Some advisors underprice because they’re afraid to lose clients. They charge $4,000 for a plan that takes 25 hours at $150/hour. That’s $3,750 in labor. They break even-but they’re not making profit. And if the client asks for an extra spreadsheet or changes their mind about retirement age? They’re stuck.

Successful advisors use clear scopes. They document exactly what’s included: “This plan includes three revisions, a retirement projection model, and a tax strategy document.” Anything outside that? A change order. Extra fee. Simple.

They also track time. Not to bill more. But to improve. If a $6,000 plan consistently takes 22 hours, but they estimated 15, they adjust the price next time. It’s not about charging more. It’s about pricing accurately so they can keep helping clients without burning out.

AdvicePay found that 28% of advisors lost money in their first year using this model-because they didn’t scope properly. The fix? Start small. Offer one or two projects. Track every minute. Refine. Then expand.

Diverse clients walk through a door labeled 'Transparent Advice,' leaving behind crumbling fee structures.

Who Benefits Most From This Model?

It’s not for everyone. But it’s perfect for certain people:

  • Young professionals with student debt and no savings yet. They can’t afford 1% of nothing.
  • Self-employed people with irregular income. They need planning, not portfolio management.
  • Divorcing or widowed individuals who need a one-time reset, not ongoing advice.
  • Retirees with pensions who just need to know how to withdraw safely.
  • Parents planning for college who want clarity, not constant check-ins.

Older clients who’ve worked with AUM advisors for years often dislike the idea of “paying per project.” They’re used to monthly statements and ongoing service. But many realize, after a few years, they never called their advisor. They just paid $5,000 a year for nothing.

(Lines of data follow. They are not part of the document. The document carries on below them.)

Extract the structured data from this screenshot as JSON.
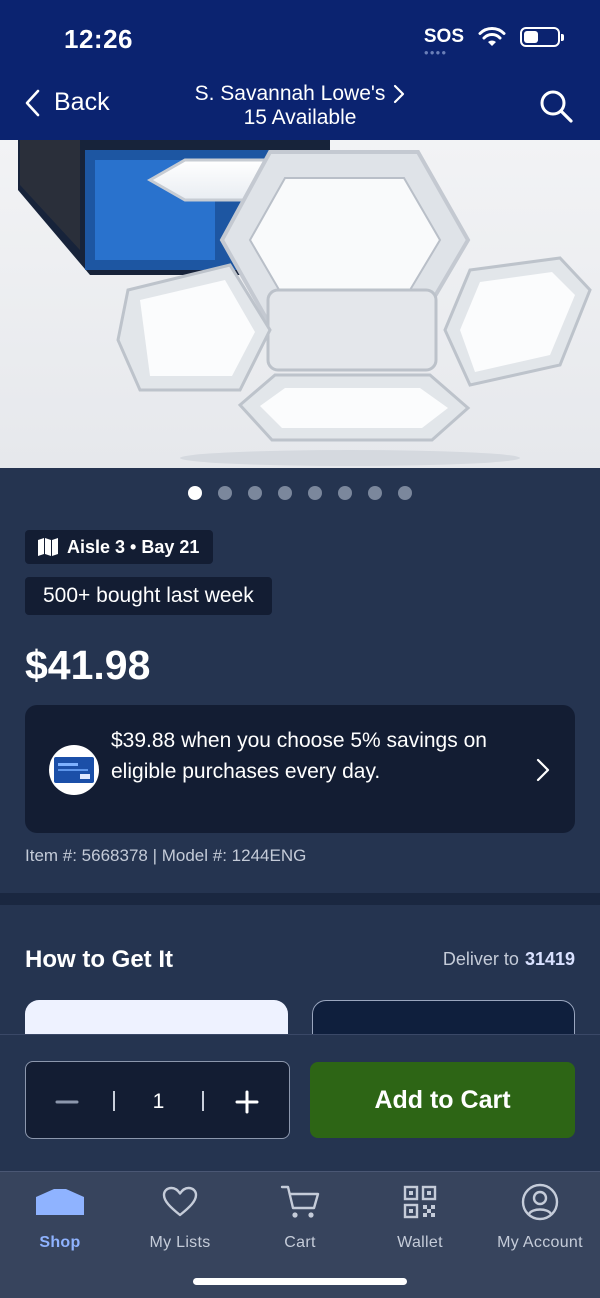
{
  "status_bar": {
    "time": "12:26",
    "sos": "SOS",
    "battery_level": 0.45
  },
  "nav": {
    "back_label": "Back",
    "store_name": "S. Savannah Lowe's",
    "availability": "15 Available"
  },
  "gallery": {
    "image_count": 8,
    "active_index": 0
  },
  "product": {
    "aisle": "Aisle 3 • Bay 21",
    "social_proof": "500+ bought last week",
    "price": "$41.98",
    "promo": "$39.88 when you choose 5% savings on eligible purchases every day.",
    "item_meta": "Item #: 5668378 | Model #: 1244ENG"
  },
  "how_to_get_it": {
    "title": "How to Get It",
    "deliver_to_label": "Deliver to",
    "zip": "31419"
  },
  "purchase": {
    "quantity": "1",
    "add_to_cart_label": "Add to Cart"
  },
  "tabs": [
    {
      "label": "Shop",
      "icon": "shop-icon"
    },
    {
      "label": "My Lists",
      "icon": "heart-icon"
    },
    {
      "label": "Cart",
      "icon": "cart-icon"
    },
    {
      "label": "Wallet",
      "icon": "qr-code-icon"
    },
    {
      "label": "My Account",
      "icon": "account-icon"
    }
  ],
  "colors": {
    "header": "#0b2370",
    "page_bg": "#253450",
    "card_bg": "#131d33",
    "add_to_cart": "#2d6515",
    "active_tab": "#8fb3ff"
  }
}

That’s why many advisors now offer hybrid models: a flat fee for the initial plan, then a $150/month retainer for ongoing questions. That’s a sweet spot for clients who want support without being locked into asset-based fees.

The Future Is Transparent

Regulators are pushing for more transparency. The SEC’s 2022 Marketing Rule made it harder for advisors to hide how they’re paid. Clients are asking more questions. And advisors who answer clearly are winning.

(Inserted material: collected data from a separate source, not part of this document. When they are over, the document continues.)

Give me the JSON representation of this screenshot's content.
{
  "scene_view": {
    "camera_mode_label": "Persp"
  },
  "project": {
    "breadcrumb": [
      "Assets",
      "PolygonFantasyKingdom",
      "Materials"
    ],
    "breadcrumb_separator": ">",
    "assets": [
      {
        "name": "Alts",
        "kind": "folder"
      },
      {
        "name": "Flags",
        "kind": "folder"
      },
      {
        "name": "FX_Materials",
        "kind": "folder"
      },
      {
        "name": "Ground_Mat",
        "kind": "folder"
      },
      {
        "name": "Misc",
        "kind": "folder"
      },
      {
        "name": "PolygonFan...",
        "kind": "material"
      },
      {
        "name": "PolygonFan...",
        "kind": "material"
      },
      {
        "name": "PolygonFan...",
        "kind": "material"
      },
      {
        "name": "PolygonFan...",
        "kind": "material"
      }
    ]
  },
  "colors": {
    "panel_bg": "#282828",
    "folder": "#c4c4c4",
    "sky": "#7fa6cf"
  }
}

According to AdvicePay, 68% of new advisory firms launched in 2023 use flat fee or project-based pricing. Five years ago, it was 39%. By 2027, BlackRock predicts 45% of the advisory market will be fee-for-service. That’s up from 32% in 2023.

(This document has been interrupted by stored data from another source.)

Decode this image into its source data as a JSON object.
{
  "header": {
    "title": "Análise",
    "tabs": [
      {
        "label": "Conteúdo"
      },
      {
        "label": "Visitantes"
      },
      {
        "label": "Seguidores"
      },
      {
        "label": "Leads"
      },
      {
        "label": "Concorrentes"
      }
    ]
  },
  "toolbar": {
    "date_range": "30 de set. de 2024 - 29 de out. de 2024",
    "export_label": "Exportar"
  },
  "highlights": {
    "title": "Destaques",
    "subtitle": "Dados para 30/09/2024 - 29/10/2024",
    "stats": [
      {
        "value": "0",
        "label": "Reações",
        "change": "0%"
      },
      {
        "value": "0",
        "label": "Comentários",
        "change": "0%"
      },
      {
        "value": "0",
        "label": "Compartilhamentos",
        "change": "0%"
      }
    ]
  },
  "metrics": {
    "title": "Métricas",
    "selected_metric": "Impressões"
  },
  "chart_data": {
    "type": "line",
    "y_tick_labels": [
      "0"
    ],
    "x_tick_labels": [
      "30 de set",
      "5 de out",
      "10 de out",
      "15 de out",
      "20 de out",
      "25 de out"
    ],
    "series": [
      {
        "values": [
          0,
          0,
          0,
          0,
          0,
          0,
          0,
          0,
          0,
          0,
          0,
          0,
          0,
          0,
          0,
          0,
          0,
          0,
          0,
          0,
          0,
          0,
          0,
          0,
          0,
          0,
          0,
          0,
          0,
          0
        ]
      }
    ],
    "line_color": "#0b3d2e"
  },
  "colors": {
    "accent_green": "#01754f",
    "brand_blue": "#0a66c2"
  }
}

Why? Because clients are tired of being treated like accounts. They want advisors who care about their goals, not their balances. They want to know what they’re paying for. And they want to feel like they’re getting real value-not a sales pitch dressed up as advice.

Flat fee financial planning isn’t a trend. It’s the next step in making advice honest, clear, and fair.

How to Find a Project-Based Financial Advisor

Not every advisor offers this. Here’s how to find one:

  1. Look for members of the XY Planning Network or Garrett Planning Network. These are networks built around fee-only, project-based advice.
  2. Ask: “Do you charge based on assets under management, or do you offer fixed-fee planning?” If they hesitate, move on.
  3. Request a sample scope of work. A good advisor will send you a PDF showing exactly what’s included in their $7,500 plan.
  4. Check if they’re a fiduciary. They should say it outright. If they don’t, they’re not.
  5. Ask about change orders. What happens if your situation changes after you pay? A good advisor will have a clear policy.

Don’t be afraid to ask for references. Talk to two or three past clients. Ask: “Did you feel like you got your money’s worth?” If the answer is yes, you’ve found someone who does this right.